Highlights & Insights¶
- Theoretical elegance: The loss function is naturally derived from Monte Carlo integration and Picard iteration, with clear geometric intuition (tangent → secant).
- Highly stable training: By sharing the same targets as the diffusion model, the problematic derivative terms found in consistency models are entirely avoided.
- Simple implementation: The approach is largely parallel to diffusion model training, requiring no additional discriminators, score distillation, or other complex components.
- High training efficiency: Only 1% of the teacher model's training budget is required.
Limitations & Future Work¶
- A significant performance gap remains between 1-step and 8-step generation; large-step transitions remain challenging.
- ImageNet performance relies on CFG; the theoretical relationship between CFG and secant losses is not fully explored.
- Training data is required, which may be limiting in data-scarce scenarios.
- Secant accuracy guarantees are local; global extension relies on bootstrapping.
Related Work & Insights¶
- The proposed method stands in a "differentiation vs. integration" duality with consistency models, using integration to circumvent the instabilities introduced by differentiation.

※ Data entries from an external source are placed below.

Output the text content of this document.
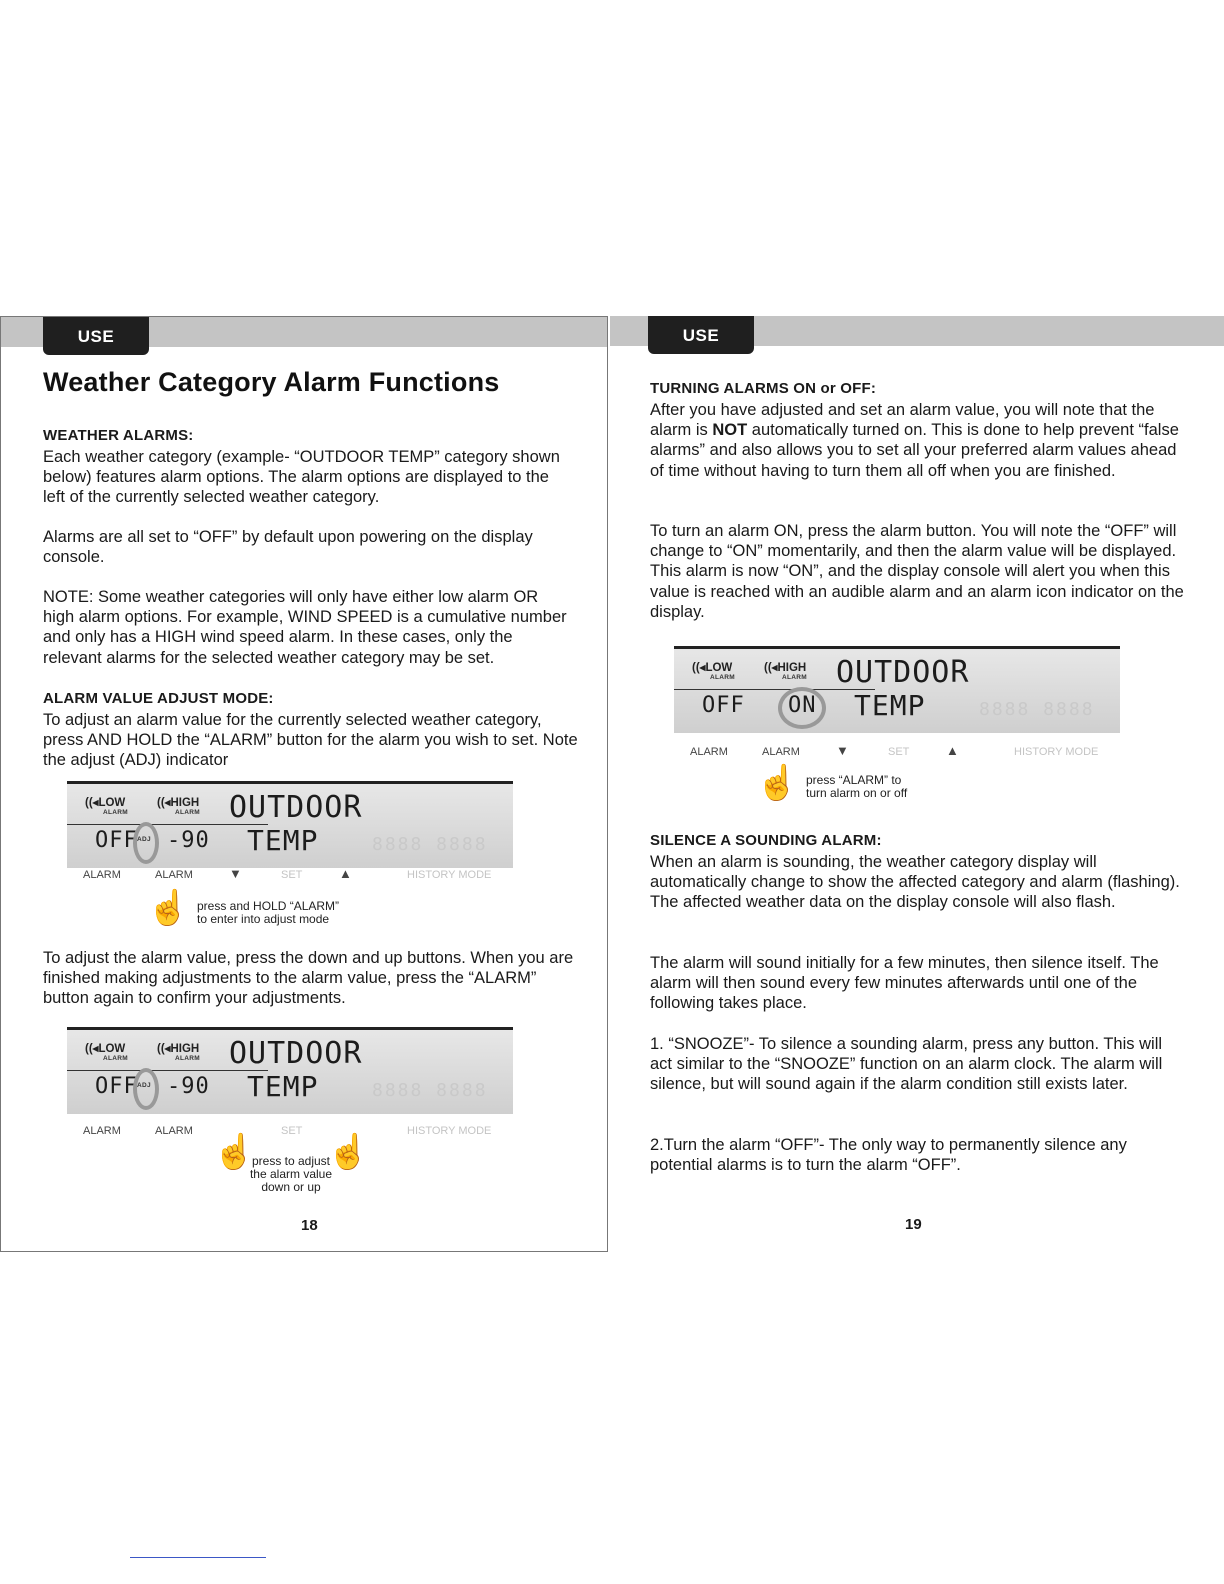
USE
Weather Category Alarm Functions
WEATHER ALARMS:

Each weather category (example- “OUTDOOR TEMP” category shown below) features alarm options. The alarm options are displayed to the left of the currently selected weather category.

Alarms are all set to “OFF” by default upon powering on the display console.

NOTE: Some weather categories will only have either low alarm OR high alarm options. For example, WIND SPEED is a cumulative number and only has a HIGH wind speed alarm. In these cases, only the relevant alarms for the selected weather category may be set.

ALARM VALUE ADJUST MODE:

To adjust an alarm value for the currently selected weather category, press AND HOLD the “ALARM” button for the alarm you wish to set. Note the adjust (ADJ) indicator

((◂LOW
ALARM
((◂HIGH
ALARM OUTDOOR
TEMP
OFF ADJ -90	8888 8888
ALARM	ALARM	▼	SET	▲	HISTORY MODE
☝ press and HOLD “ALARM”
to enter into adjust mode

To adjust the alarm value, press the down and up buttons. When you are finished making adjustments to the alarm value, press the “ALARM” button again to confirm your adjustments.

((◂LOW
ALARM
((◂HIGH
ALARM OUTDOOR
TEMP
OFF ADJ -90	8888 8888
ALARM	ALARM	SET	HISTORY MODE
☝ ☝
press to adjust
the alarm value
down or up
18
USE
TURNING ALARMS ON or OFF:

After you have adjusted and set an alarm value, you will note that the alarm is NOT automatically turned on. This is done to help prevent “false alarms” and also allows you to set all your preferred alarm values ahead of time without having to turn them all off when you are finished.

To turn an alarm ON, press the alarm button. You will note the “OFF” will change to “ON” momentarily, and then the alarm value will be displayed. This alarm is now “ON”, and the display console will alert you when this value is reached with an audible alarm and an alarm icon indicator on the display.

((◂LOW
ALARM
((◂HIGH
ALARM OUTDOOR
TEMP
OFF ON	8888 8888
ALARM	ALARM	▼	SET	▲	HISTORY MODE
☝ press “ALARM” to
turn alarm on or off
SILENCE A SOUNDING ALARM:

When an alarm is sounding, the weather category display will automatically change to show the affected category and alarm (flashing). The affected weather data on the display console will also flash.

The alarm will sound initially for a few minutes, then silence itself. The alarm will then sound every few minutes afterwards until one of the following takes place.

1. “SNOOZE”- To silence a sounding alarm, press any button. This will act similar to the “SNOOZE” function on an alarm clock. The alarm will silence, but will sound again if the alarm condition still exists later.

2.Turn the alarm “OFF”- The only way to permanently silence any potential alarms is to turn the alarm “OFF”.

19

- The approach is related to the multi-time training strategy of Rectified Flow, but secant losses place greater emphasis on local accuracy.
- The method can be viewed as an effective intermediate solution between fast samplers and distillation methods.
Rating¶
- Novelty: ⭐⭐⭐⭐⭐ — Reframes the few-step generation problem from an integration perspective, forming an elegant duality with consistency models.

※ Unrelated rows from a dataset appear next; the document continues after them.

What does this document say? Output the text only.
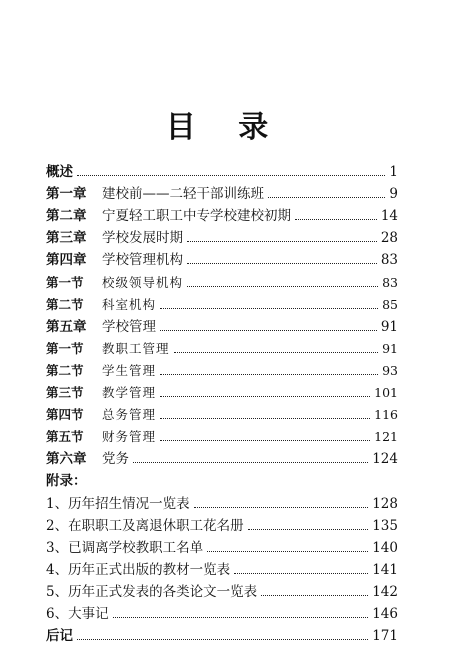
目 录
概述	1
第一章	建校前——二轻干部训练班	9
第二章	宁夏轻工职工中专学校建校初期	14
第三章	学校发展时期	28
第四章	学校管理机构	83
第一节	校级领导机构	83
第二节	科室机构	85
第五章	学校管理	91
第一节	教职工管理	91
第二节	学生管理	93
第三节	教学管理	101
第四节	总务管理	116
第五节	财务管理	121
第六章	党务	124
附录：
1、历年招生情况一览表	128
2、在职职工及离退休职工花名册	135
3、已调离学校教职工名单	140
4、历年正式出版的教材一览表	141
5、历年正式发表的各类论文一览表	142
6、大事记	146
后记	171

- Experimental Thoroughness: ⭐⭐⭐⭐ — Thorough evaluation on CIFAR-10 and ImageNet, though text-to-image validation is absent.
- Writing Quality: ⭐⭐⭐⭐⭐ — Geometric intuition, theoretical derivation, and experimental validation are presented in a clear, well-structured progression.
- Value: ⭐⭐⭐⭐ — Provides a stable and concise few-step diffusion solution that is training-friendly.